Lord Haskel, 60, who chairs the Labour Finance & Industry Group, was quoted by party officials in the Independent on Sunday as being one of the organisers of the Industrial Research Trust, which the register of MPs' interests shows helps fund the offices of Mr Blair, Gordon Brown, the shadow Chancellor, and Robin Cook, shadow Foreign Secretary.

Commenting on the trust on GMTV yesterday, Jack Straw, shadow Home Secretary said his three colleagues had made declarations "precisely in accordance with the current rules". If new rules required further detailed disclosure "they will ensure that that's the case".

Lord Nolan yesterday appeared to backtrack from earlier indications that he might be prepared to confront the Prime Minister, who does not want party funding to be explored, warning that it could undermine the committee's all-party united front. But the judge faced calls for such an investigation from both the opposition parties and members of his own committee.

The committee meets tomorrow to plan its future work. Number 10 and Stephen Dorrell, Secretary of State for National Heritage, yesterday insisted that party funding did not fall within the committee's remit.

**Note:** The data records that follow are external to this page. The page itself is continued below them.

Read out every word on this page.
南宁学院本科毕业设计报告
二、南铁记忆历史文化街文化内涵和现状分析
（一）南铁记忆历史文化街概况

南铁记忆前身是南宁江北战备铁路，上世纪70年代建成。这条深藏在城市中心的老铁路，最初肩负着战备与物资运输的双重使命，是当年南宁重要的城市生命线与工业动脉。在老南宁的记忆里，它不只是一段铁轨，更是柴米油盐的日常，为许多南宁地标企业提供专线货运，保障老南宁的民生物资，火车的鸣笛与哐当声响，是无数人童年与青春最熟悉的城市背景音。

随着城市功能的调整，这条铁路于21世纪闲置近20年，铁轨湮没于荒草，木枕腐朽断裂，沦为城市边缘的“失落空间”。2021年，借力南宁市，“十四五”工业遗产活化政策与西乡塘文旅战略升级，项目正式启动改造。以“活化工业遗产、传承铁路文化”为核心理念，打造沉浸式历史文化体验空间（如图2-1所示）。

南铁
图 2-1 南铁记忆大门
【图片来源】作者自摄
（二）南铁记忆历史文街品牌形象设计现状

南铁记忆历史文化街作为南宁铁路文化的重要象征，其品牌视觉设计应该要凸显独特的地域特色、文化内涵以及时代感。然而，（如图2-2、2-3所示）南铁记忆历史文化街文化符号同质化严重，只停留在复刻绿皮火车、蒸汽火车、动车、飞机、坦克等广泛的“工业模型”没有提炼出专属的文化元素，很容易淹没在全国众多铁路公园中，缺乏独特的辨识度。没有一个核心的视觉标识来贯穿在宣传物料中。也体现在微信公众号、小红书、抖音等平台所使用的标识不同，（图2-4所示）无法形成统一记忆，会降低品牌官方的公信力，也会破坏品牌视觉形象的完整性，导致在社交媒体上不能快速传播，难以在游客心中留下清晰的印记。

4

Lord Nolan agreed in radio and television interviews that the terms of reference as presently drawn were too narrow, while emphasising the committee's lack of powers to demand evidence. The committee's all-party united front could be ruined by a split on party political lines which would "gravely weaken" the committee, he said.

But signalling potential divisions between committee members tomorrow, two members, Labour's Peter Shore and the Liberal Democrat peer Lord Thomson of Monifieth, both firmly challenged the view that the terms of reference did not cover an inquiry into party political funding.

"If ever there was an area which came within the terms of reference I would think that was it," Lord Thomson said.